Hettema John M, An Seon-Sook, van den Oord Edwin J C G, Neale Michael C, Kendler Kenneth S, Chen Xiangning
Departments of Psychiatry, Virginia Institute for Psychiatric and Behavioral Genetics, Richmond, VA 23298-0126, USA.
Psychiatr Genet. 2013 Apr;23(2):56-60. doi: 10.1097/YPG.0b013e32835d7048.
Quantitative trait loci identified in animal models provide potential candidate susceptibility loci for human disorders. In this study, we investigated whether internalizing disorders (anxiety disorders, major depression, and neuroticism) were associated with a region on human chromosome 1 syntenic with a quantitative trait locus for rodent emotionality.

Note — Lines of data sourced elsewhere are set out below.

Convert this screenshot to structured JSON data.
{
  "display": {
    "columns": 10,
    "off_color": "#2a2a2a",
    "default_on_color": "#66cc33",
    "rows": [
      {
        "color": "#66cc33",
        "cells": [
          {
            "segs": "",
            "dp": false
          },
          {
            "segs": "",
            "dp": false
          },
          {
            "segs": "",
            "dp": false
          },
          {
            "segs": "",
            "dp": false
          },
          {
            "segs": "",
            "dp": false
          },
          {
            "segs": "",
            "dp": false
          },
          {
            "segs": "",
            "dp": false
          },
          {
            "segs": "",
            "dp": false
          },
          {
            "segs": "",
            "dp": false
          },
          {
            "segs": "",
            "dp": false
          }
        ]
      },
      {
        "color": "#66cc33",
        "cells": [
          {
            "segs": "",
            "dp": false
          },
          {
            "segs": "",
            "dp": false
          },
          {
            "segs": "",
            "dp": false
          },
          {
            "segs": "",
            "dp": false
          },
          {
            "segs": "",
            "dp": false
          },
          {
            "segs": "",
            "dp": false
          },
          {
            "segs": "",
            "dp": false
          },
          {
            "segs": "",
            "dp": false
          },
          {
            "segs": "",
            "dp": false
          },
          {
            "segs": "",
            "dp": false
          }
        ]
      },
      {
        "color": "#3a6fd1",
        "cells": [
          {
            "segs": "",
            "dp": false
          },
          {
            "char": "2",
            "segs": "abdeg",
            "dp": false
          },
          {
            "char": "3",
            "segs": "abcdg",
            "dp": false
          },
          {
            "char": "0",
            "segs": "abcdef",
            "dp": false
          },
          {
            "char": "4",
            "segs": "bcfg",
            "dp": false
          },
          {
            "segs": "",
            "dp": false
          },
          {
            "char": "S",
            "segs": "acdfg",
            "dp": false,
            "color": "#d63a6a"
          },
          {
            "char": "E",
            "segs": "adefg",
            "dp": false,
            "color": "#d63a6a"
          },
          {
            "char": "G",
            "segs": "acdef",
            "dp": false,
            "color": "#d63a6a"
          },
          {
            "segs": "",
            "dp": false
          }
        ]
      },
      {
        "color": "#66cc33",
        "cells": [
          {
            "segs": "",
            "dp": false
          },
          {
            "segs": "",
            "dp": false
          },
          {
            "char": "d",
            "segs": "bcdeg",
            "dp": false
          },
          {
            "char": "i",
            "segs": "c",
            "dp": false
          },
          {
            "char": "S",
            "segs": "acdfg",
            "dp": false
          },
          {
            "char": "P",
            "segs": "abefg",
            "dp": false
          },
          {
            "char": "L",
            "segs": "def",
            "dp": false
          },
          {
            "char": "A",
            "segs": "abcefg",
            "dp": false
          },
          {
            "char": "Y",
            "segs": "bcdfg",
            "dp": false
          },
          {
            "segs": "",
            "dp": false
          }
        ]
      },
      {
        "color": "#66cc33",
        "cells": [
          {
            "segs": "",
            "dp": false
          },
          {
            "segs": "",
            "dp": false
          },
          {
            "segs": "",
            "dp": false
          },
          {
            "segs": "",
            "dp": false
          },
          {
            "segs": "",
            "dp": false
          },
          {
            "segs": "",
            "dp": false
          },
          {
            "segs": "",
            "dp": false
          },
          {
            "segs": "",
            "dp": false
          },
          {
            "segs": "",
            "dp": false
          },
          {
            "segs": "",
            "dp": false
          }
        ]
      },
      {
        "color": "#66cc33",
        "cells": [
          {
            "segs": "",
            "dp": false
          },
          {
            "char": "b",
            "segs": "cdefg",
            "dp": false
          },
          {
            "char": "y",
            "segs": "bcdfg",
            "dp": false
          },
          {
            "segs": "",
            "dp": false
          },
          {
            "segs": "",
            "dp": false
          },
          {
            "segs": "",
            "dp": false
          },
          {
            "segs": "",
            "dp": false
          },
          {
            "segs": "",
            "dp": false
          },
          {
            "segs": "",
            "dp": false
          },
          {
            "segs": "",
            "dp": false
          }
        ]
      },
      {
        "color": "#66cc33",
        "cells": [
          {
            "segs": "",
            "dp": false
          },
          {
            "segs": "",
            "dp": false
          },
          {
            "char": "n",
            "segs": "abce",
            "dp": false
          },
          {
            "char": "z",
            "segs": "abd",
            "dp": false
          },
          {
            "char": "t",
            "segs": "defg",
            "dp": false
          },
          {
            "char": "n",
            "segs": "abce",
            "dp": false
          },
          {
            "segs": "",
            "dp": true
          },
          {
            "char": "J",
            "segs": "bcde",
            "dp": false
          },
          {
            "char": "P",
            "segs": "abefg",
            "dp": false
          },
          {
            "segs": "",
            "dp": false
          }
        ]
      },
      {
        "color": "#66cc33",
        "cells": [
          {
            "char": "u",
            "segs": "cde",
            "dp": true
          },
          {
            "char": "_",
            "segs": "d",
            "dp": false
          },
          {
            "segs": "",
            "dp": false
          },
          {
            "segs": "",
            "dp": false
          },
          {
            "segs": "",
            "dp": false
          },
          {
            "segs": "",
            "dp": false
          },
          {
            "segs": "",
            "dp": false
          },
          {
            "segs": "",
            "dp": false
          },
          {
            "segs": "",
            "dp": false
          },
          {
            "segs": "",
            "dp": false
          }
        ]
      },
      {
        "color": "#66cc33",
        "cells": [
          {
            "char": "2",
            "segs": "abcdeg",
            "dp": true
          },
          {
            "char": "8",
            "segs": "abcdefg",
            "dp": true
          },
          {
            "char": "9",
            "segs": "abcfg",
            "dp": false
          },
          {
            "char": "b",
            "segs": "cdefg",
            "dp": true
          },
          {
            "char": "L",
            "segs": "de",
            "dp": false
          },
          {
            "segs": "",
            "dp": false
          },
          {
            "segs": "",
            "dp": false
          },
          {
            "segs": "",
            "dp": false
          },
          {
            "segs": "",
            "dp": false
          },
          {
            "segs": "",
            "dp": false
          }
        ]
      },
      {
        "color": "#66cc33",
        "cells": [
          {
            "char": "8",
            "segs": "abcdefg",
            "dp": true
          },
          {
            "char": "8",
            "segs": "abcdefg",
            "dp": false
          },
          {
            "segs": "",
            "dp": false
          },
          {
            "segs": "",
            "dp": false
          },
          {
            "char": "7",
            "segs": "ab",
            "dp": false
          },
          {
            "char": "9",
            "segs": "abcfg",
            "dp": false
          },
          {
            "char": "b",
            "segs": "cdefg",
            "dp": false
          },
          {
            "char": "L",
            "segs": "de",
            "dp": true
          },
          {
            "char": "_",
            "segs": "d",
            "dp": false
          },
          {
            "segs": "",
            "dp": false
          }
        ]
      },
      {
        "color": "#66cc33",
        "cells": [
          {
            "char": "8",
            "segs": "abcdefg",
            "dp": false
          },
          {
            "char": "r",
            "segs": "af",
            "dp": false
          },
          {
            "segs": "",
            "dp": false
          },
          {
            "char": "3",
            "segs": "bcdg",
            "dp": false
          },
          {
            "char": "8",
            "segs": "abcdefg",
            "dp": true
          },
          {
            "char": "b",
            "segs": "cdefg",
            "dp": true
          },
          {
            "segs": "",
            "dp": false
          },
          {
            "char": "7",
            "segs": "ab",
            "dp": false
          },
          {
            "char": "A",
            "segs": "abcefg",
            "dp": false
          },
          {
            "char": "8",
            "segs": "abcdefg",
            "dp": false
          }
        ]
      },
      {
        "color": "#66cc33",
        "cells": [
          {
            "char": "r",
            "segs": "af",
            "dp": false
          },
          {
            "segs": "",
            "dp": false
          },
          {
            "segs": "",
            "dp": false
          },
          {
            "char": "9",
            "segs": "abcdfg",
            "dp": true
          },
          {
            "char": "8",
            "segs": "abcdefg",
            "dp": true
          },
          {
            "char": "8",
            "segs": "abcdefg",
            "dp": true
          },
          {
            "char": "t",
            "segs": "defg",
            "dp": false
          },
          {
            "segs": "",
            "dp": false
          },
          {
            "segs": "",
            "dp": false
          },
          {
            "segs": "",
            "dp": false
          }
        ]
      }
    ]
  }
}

We genotyped 31 single-nucleotide polymorphisms in genes located on chromosome 1q31.2 in a two-stage association study of 1128 individuals chosen for a high or a low genetic risk for internalizing disorders from the Virginia Adult Twin Study of Psychiatric and Substance Use Disorders.
None of the individual single-nucleotide polymorphisms showed consistent association across stages. A four-marker haplotype in the regulator of G-protein signaling 1 gene (RGS1) was significantly associated with decreased internalizing risk in both stages, whereas another showed a nominal association with a higher risk.
Our data suggest that markers in the RGS1 gene might be in linkage disequilibrium with a protective allele that reduces the risk of anxiety and depressive disorders.
在动物模型中鉴定出的数量性状基因座为人类疾病提供了潜在的候选易感基因座。在本研究中,我们调查内化障碍(焦虑症、重度抑郁症和神经质)是否与人类1号染色体上与啮齿动物情绪性数量性状基因座同线的一个区域相关。
在弗吉尼亚成人精神病和物质使用障碍双生子研究中,我们对1128名因内化障碍遗传风险高或低而入选的个体进行了两阶段关联研究,对位于1q31.2染色体上基因中的31个单核苷酸多态性进行了基因分型。
没有单个单核苷酸多态性在各阶段显示出一致的关联。G蛋白信号调节因子1基因(RGS1)中的一个四标记单倍型在两个阶段均与内化风险降低显著相关,而另一个则与较高风险存在名义上的关联。
我们的数据表明,RGS1基因中的标记可能与一个降低焦虑和抑郁症风险的保护性等位基因处于连锁不平衡状态。